Bar charts comparing total tokens and runtime for direct notebook and percent-cell Python workflows — In the controlled comparison, the notebook workflow used more total tokens and took longer.#

The exact multiplier is less important than the mechanism:

The notebook workflow required more model calls and more tool work. That extra work accumulated more context.

The tool-call categories showed the source of the difference. The direct notebook workflow included notebook-specific work such as structure validation and output extraction. The percent-cell workflow still required execution and output inspection, but it avoided much of the notebook-specific handling.

Token use by model call for notebook and percent-cell Python workflows — The notebook workflow took more model calls. Each call is another chance for context, tool output, and file state to enter the next step.#

We also ran a less constrained agent-native comparison. That comparison was noisier, but it pointed in the same direction: the notebook path again used more total tokens, more model calls, and more runtime. That consistency is why the recommendation is practical even though the exact multiplier is not universal.

More detail

For the complete charts, tool-call categories, cache notes, and starting prompts, see the full file-format evaluation report.

What This Means For Your Work#

For the rest of this course, the destination is a dashboard or shareable analysis artifact. That changes the default working pattern.

Working Recommendation

For agent-heavy analysis, prefer a plain .py file or a percent-cell .py file as the working artifact. Use notebooks only when notebook-style teaching, presentation, or review is part of the task.

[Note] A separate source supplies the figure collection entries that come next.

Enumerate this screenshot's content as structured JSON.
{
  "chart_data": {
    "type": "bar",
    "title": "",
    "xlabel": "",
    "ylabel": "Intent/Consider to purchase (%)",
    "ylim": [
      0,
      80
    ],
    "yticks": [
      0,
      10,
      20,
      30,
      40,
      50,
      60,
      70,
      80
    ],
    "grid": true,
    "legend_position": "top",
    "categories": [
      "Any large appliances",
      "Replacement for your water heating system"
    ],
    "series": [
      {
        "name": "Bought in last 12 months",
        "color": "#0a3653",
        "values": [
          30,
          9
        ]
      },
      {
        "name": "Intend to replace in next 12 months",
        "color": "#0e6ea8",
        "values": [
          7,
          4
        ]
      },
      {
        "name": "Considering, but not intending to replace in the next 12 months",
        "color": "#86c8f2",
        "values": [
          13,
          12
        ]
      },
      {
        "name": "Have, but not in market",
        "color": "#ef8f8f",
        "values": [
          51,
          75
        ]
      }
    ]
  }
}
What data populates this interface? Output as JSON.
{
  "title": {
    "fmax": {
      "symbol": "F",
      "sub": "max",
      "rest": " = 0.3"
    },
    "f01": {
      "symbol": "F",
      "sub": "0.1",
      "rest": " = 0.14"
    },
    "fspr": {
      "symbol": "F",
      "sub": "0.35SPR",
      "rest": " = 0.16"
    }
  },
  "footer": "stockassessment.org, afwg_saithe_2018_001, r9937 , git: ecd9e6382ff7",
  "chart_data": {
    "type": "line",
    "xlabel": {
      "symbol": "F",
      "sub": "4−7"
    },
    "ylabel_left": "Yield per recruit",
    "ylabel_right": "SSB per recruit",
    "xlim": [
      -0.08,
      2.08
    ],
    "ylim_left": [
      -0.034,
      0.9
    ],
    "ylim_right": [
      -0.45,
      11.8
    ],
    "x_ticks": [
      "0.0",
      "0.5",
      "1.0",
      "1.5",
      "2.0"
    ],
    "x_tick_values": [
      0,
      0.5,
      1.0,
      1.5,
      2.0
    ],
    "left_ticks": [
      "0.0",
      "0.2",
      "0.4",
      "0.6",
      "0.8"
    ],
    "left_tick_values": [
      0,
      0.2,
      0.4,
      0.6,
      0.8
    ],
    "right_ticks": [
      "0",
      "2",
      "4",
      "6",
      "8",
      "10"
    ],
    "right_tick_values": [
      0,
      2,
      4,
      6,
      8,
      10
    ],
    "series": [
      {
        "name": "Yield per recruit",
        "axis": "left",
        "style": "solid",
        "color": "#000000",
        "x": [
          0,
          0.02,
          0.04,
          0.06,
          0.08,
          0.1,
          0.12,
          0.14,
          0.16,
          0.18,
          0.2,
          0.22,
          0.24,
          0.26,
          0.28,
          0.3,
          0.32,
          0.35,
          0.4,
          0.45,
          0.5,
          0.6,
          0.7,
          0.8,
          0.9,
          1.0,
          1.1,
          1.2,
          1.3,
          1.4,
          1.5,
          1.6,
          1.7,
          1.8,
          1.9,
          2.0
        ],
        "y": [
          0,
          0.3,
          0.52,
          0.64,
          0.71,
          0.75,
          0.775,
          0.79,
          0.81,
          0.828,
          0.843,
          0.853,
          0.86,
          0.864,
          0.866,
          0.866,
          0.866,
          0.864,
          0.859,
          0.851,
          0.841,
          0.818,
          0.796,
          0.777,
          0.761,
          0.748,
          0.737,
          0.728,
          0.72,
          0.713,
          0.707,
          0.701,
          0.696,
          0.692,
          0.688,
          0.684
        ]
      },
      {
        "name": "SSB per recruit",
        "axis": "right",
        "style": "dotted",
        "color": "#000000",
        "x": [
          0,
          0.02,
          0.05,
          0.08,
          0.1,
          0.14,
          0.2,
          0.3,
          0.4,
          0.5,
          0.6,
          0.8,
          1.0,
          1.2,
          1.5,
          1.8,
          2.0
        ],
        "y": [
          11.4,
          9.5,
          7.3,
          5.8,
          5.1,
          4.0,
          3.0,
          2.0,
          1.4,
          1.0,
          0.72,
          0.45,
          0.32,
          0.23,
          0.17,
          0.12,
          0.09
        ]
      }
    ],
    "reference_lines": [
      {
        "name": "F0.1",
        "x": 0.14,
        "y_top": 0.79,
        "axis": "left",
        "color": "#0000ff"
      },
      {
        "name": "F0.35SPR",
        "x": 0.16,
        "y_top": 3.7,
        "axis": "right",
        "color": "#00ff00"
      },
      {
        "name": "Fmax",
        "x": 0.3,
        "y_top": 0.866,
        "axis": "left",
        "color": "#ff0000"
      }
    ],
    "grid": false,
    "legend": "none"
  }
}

Use a .py or percent-cell .py file when:

Codex will iterate through several edit-run-inspect cycles.
You expect to create dashboard-ready data extracts.
You want cleaner diffs and easier review.
You want outputs saved as separate files.
You do not need notebook-style explanation beside every cell.

Use a notebook intentionally when:

the notebook itself is the teaching or review artifact
you need rich inline display while presenting
collaborators expect to read the analysis as a notebook
the value of notebook presentation outweighs the extra agent workflow cost

The goal is to choose a working artifact that matches the job, so the agent spends its effort on analysis rather than artifact maintenance.

Practical Rule

Use Python source while Codex is iterating on the analysis. Use a notebook or report when the analysis needs to be read as a narrative artifact.

Key points

File format is part of context management.
Notebooks can require extra structure validation and output inspection.
Extra tool work can increase model calls, fresh input, runtime, and total tokens.
For agent-heavy analysis in this course, prefer .py or percent-cell .py as the working artifact.
Use notebooks when the notebook format is part of the task.